Silverlight for Windows Embeddedを利用し、優れたUIを実装できる実例として、Windows Embedded Compactでは「Sample Home Screen」が提供されています。
昨今のコンシューマ機器やスマートフォンで利用されているような、アニメーションを活用したホームスクリーンのサンプルとして参照できます。
Remote Desktop Protocol(RDP)の機能拡張として、「Dynamic Virtual Channel(DVC)」のサポートがあります。
DVCは、ネットワーク上のVirtual Channel上にさまざまなデータを載せて、サーバ/クライアント間で通信できます。これによって、これまでサポートされてこなかったサーバ上のハードウェアをクライアントで利用したり、クライアント側のハードウェアから入力されたデータをサーバ側で認証したりと、RDPの機能を拡張できます。
Windows Embedded Compact 7では、このDVCを利用してクリップボード連携、ファイルシステムリダイレクト、シリアルやプリンタドライバをサーバ側にリダイレクトすることが可能となっています。また、RDP単体として、オーディオ機能のリダイレクトも追加されました。
ネットワーク関連としては、ネットワークドライバのNDISバージョンが更新されました。これまでのNDIS5.1に加え、Windows Embedded Compact 7では新たに「NDIS6.0」がサポートされました。
Windows Embedded Compact 7では、「Loader Verifier Module(LVMOD)」によって、アプリケーション起動時の安全性が確保されます。不明なアプリケーションの起動を抑止し、組み込みデバイスの安全性を確保することが可能となります。
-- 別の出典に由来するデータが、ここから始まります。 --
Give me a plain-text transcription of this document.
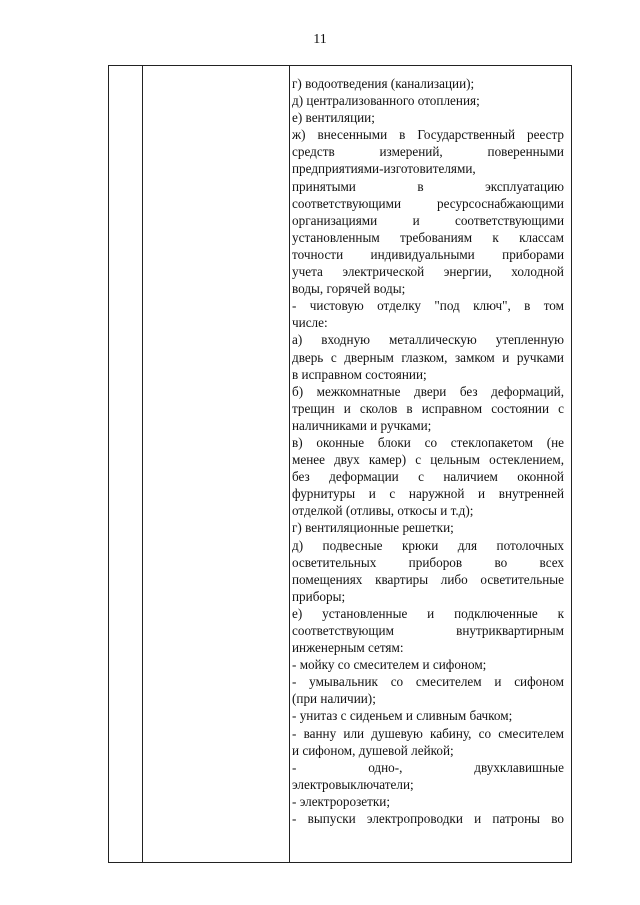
11
г) водоотведения (канализации);
д) централизованного отопления;
е) вентиляции;
ж) внесенными в Государственный реестр
средств измерений, поверенными
предприятиями-изготовителями,
принятыми в эксплуатацию
соответствующими ресурсоснабжающими
организациями и соответствующими
установленным требованиям к классам
точности индивидуальными приборами
учета электрической энергии, холодной
воды, горячей воды;
- чистовую отделку "под ключ", в том
числе:
а) входную металлическую утепленную
дверь с дверным глазком, замком и ручками
в исправном состоянии;
б) межкомнатные двери без деформаций,
трещин и сколов в исправном состоянии с
наличниками и ручками;
в) оконные блоки со стеклопакетом (не
менее двух камер) с цельным остеклением,
без деформации с наличием оконной
фурнитуры и с наружной и внутренней
отделкой (отливы, откосы и т.д);
г) вентиляционные решетки;
д) подвесные крюки для потолочных
осветительных приборов во всех
помещениях квартиры либо осветительные
приборы;
е) установленные и подключенные к
соответствующим внутриквартирным
инженерным сетям:
- мойку со смесителем и сифоном;
- умывальник со смесителем и сифоном
(при наличии);
- унитаз с сиденьем и сливным бачком;
- ванну или душевую кабину, со смесителем
и сифоном, душевой лейкой;
- одно-, двухклавишные
электровыключатели;
- электророзетки;
- выпуски электропроводки и патроны во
「Internet Explorer 7.0 for Windows Embedded Compact」では、パンとズームのサポートが行われ、Flash 10.1によるFlashコンテンツの再生も可能となっています。
これ以外にも、DLNA1.5によるメディアの共有・管理が可能となり、コンシューマ機器の開発をより速く行うことが可能です。また「Windows Device Stage」によって、Windows 7搭載のPCとシームレスに接続・連携が可能となります。